Photo credit: WENN Photos
I honestly don’t see the appeal of this guy. What is it that people like about him?
Possibly the lingering memory of Jordan Catalano (speaking as the proud owner of an ‘I (heart) Jordan Catalano’ t-shirt that usually gets at least one ‘where can I get that’ comment when I wear it. Sadly this guy is gross.
I never watched the show so I never knew where he got his start. To me, he just seemed to appear. I always get an “EEWWW!” Reaction whenever I see him.

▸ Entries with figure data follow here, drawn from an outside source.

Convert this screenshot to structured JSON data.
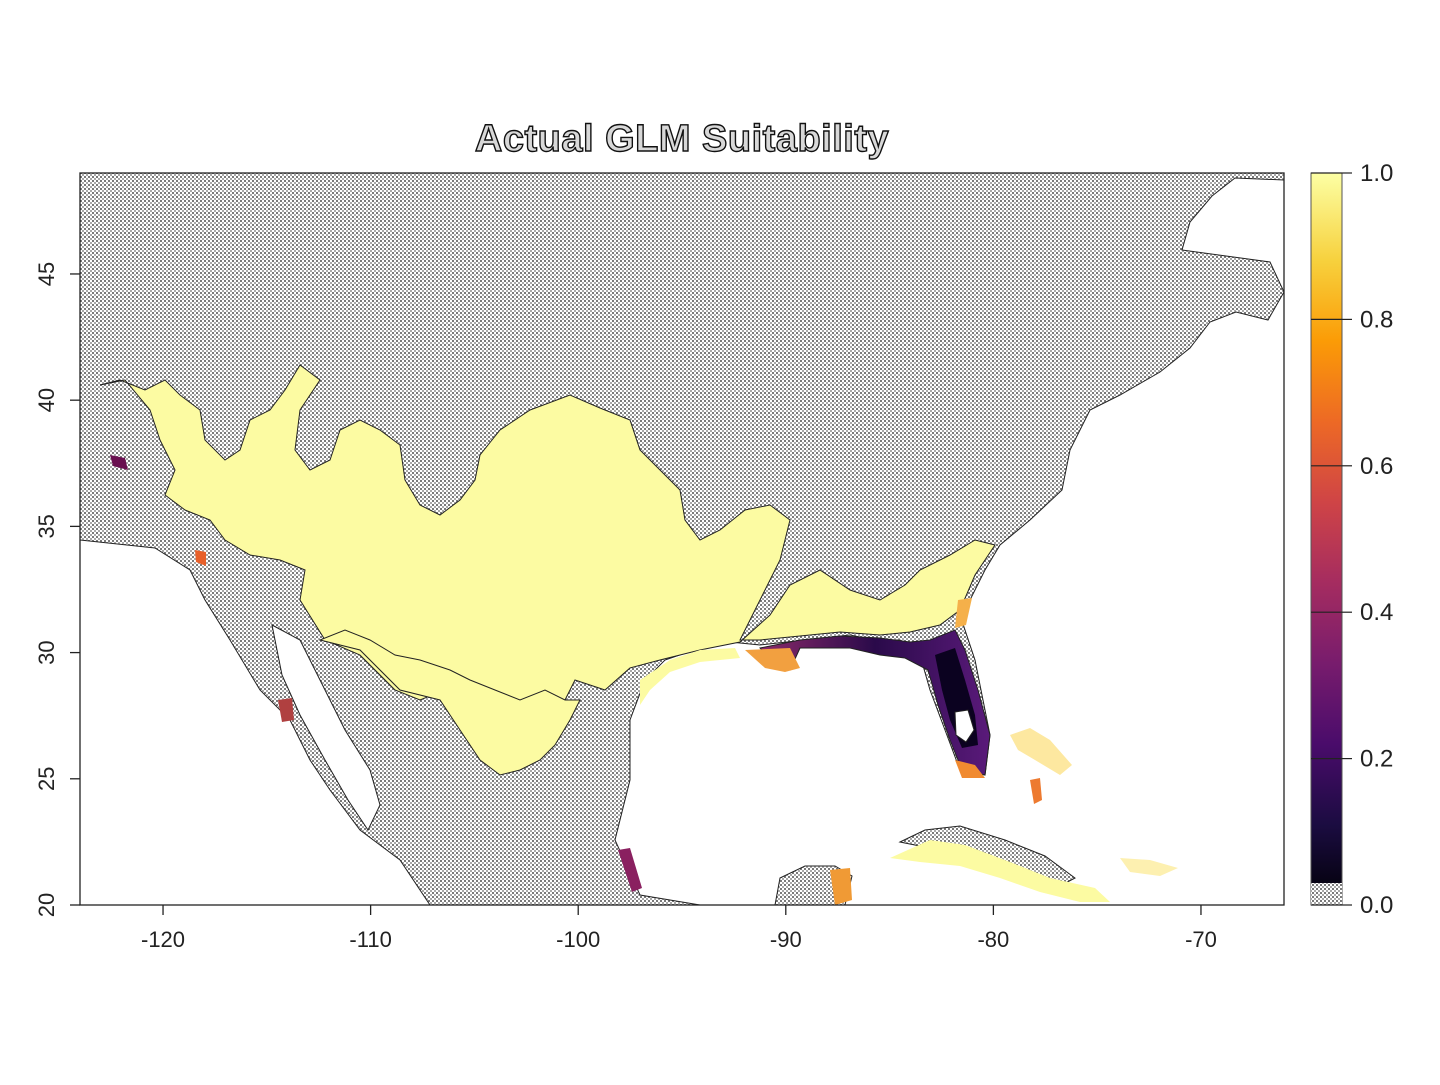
{
  "map": {
    "title": "Actual GLM Suitability",
    "x_ticks": [
      "-120",
      "-110",
      "-100",
      "-90",
      "-80",
      "-70"
    ],
    "y_ticks": [
      "20",
      "25",
      "30",
      "35",
      "40",
      "45"
    ],
    "legend_ticks": [
      "0.0",
      "0.2",
      "0.4",
      "0.6",
      "0.8",
      "1.0"
    ],
    "palette": [
      "#000004",
      "#1b0c41",
      "#4a0c6b",
      "#781c6d",
      "#a52c60",
      "#cf4446",
      "#ed6925",
      "#fb9b06",
      "#f7d13d",
      "#fcffa4"
    ],
    "land_unsuitable_color": "#b8b8b8",
    "suitable_color": "#fcfba2"
  },
  "chart_data": {
    "type": "heatmap",
    "title": "Actual GLM Suitability",
    "xlabel": "",
    "ylabel": "",
    "xlim": [
      -124,
      -66
    ],
    "ylim": [
      20,
      49
    ],
    "x_ticks": [
      -120,
      -110,
      -100,
      -90,
      -80,
      -70
    ],
    "y_ticks": [
      20,
      25,
      30,
      35,
      40,
      45
    ],
    "color_scale": {
      "min": 0.0,
      "max": 1.0,
      "ticks": [
        0.0,
        0.2,
        0.4,
        0.6,
        0.8,
        1.0
      ],
      "palette": "inferno"
    }
  }
}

I just read the other day that he’s been accused of sexual assault by several women. Disgusting
He definitely has, mostly through anonymous accounts posted on message boards, but James Gunn and Dylan Sprouse have also semi-snidely implied that they have info about Leto being a creep. I think Leto’s pr response has been to ignore *all* of it, which gives the media some wiggle room to do the same. Someone will correct me if I’m wrong, but I can’t think of one victim who’s come forward — even anonymously — in a way that allows them to be publicly vetted (like giving an interview to a credible journalist or pressing charges). So even though the claims are numerous and there seems to be a credible pattern of behavior that emerges, it’s not like James Franco or Ryan Adams or Harvey Weinstein with “hard proof” that something has happened, so he still gets to go to the Met Gala, and puff pieces get written about him, and he wins awards, etc.
Has anyone checked up his butt? 🙄
Hahahaha, in B4 me on this comment!
Jared’s lost his head! I don’t think that just happened, tho.
I don’t know about no racial insensitivity with this tour…isn’t that at a douli (traditional Chinese hat) that he’s wearing in the last pic?